Acetamiprid is the safest neonicotinoid. Tri Star is also much less toxic to bees. In landscape/homeowner situations, chemicals are often over applied so that bees are poisoned. It is very important that applicators read and follow labels and dosage rates according to instructions. In some cases dosage rates need to be adjusted to protect pollinators. Never apply neonics to linden trees as their pollen is already toxic to bees. Don’t apply residual neonics systemically to trees highly attractive to bees. For easy-to-kill pests, only re-apply systemic pesticides once pest populations start to increase again. If you over apply systemic pesticides, you:
- Jeopardize non-target pollinators,
- Induce spider mite outbreaks,
- Apply more pesticides to environment than is justified.

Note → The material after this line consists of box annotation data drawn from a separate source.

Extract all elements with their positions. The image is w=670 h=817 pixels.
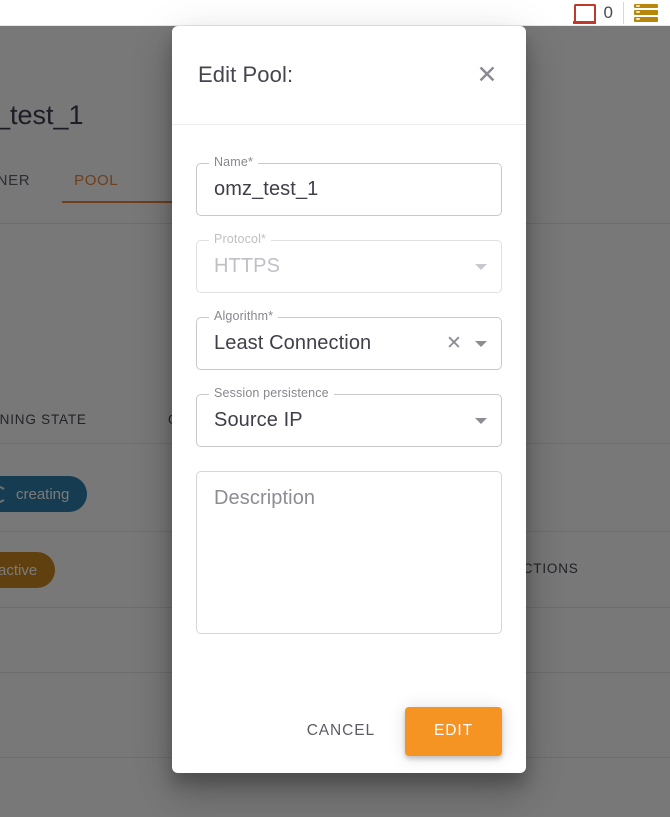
- field-protocol: Protocol* HTTPS: [196, 233, 502, 293]
- server-stack-icon[interactable]: [634, 3, 658, 22]
- session-persistence-select[interactable]: Session persistence Source IP: [196, 387, 502, 447]
- field-label-session-persistence: Session persistence: [209, 387, 334, 400]
- notification-group[interactable]: 0: [573, 0, 613, 26]
- dialog-header: Edit Pool: ✕: [172, 26, 526, 125]
- chevron-down-icon[interactable]: [475, 340, 487, 347]
- session-persistence-select-value: Source IP: [214, 409, 303, 431]
- dialog-footer: CANCEL EDIT: [172, 689, 526, 773]
- description-textarea[interactable]: Description: [196, 471, 502, 634]
- field-algorithm: Algorithm* Least Connection ✕: [196, 310, 502, 370]
- chevron-down-icon[interactable]: [475, 417, 487, 424]
- name-input-value: omz_test_1: [214, 178, 319, 200]
- edit-pool-dialog: Edit Pool: ✕ Name* omz_test_1 Protocol* …: [172, 26, 526, 773]
- protocol-select: Protocol* HTTPS: [196, 233, 502, 293]
- chevron-down-icon: [475, 263, 487, 270]
- top-bar: 0: [0, 0, 670, 26]
- notification-count: 0: [603, 3, 613, 22]
- app-root: 0 omz_test_1 LISTENER POOL PROVISIONING …: [0, 0, 670, 817]
- field-name: Name* omz_test_1: [196, 156, 502, 216]
- edit-submit-button[interactable]: EDIT: [405, 706, 502, 756]
- topbar-divider: [623, 1, 624, 24]
- cancel-button[interactable]: CANCEL: [293, 712, 389, 750]
- clear-icon[interactable]: ✕: [443, 333, 465, 355]
- dialog-body: Name* omz_test_1 Protocol* HTTPS Algorit…: [172, 125, 526, 689]
- dialog-title: Edit Pool:: [198, 62, 294, 87]
- protocol-select-value: HTTPS: [214, 255, 281, 277]
- algorithm-select-value: Least Connection: [214, 332, 372, 354]
- field-session-persistence: Session persistence Source IP: [196, 387, 502, 447]
- field-label-name: Name*: [209, 156, 258, 169]
- close-icon[interactable]: ✕: [472, 60, 502, 90]
- algorithm-select[interactable]: Algorithm* Least Connection ✕: [196, 310, 502, 370]
- monitor-icon[interactable]: [573, 4, 597, 24]
- name-input[interactable]: Name* omz_test_1: [196, 156, 502, 216]
- field-label-protocol: Protocol*: [209, 233, 272, 246]
- field-label-algorithm: Algorithm*: [209, 310, 279, 323]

Only really hard-to-kill pests require treatment each year – i.e. Asian Long Horn Beetle and Emerald Ash Borer.
North Branch Landscape has licensed pesticide applicators, licensed in both Vermont and Massachusetts. You can have confidence in our knowledge and expertise as we use best practices in pesticide application, protecting your landscape from pests and your pollinators from harm.
This blog post is based on a lecture by Richard Cowles (Researcher) from The Connecticut Agricultural Experiment Station of Windsor, CT. Richard Cowles is an expert in the area of biology and entomology. He is experienced in the uses of conventional and new insecticides for the management of nursery, turf, landscape, and small fruit pests.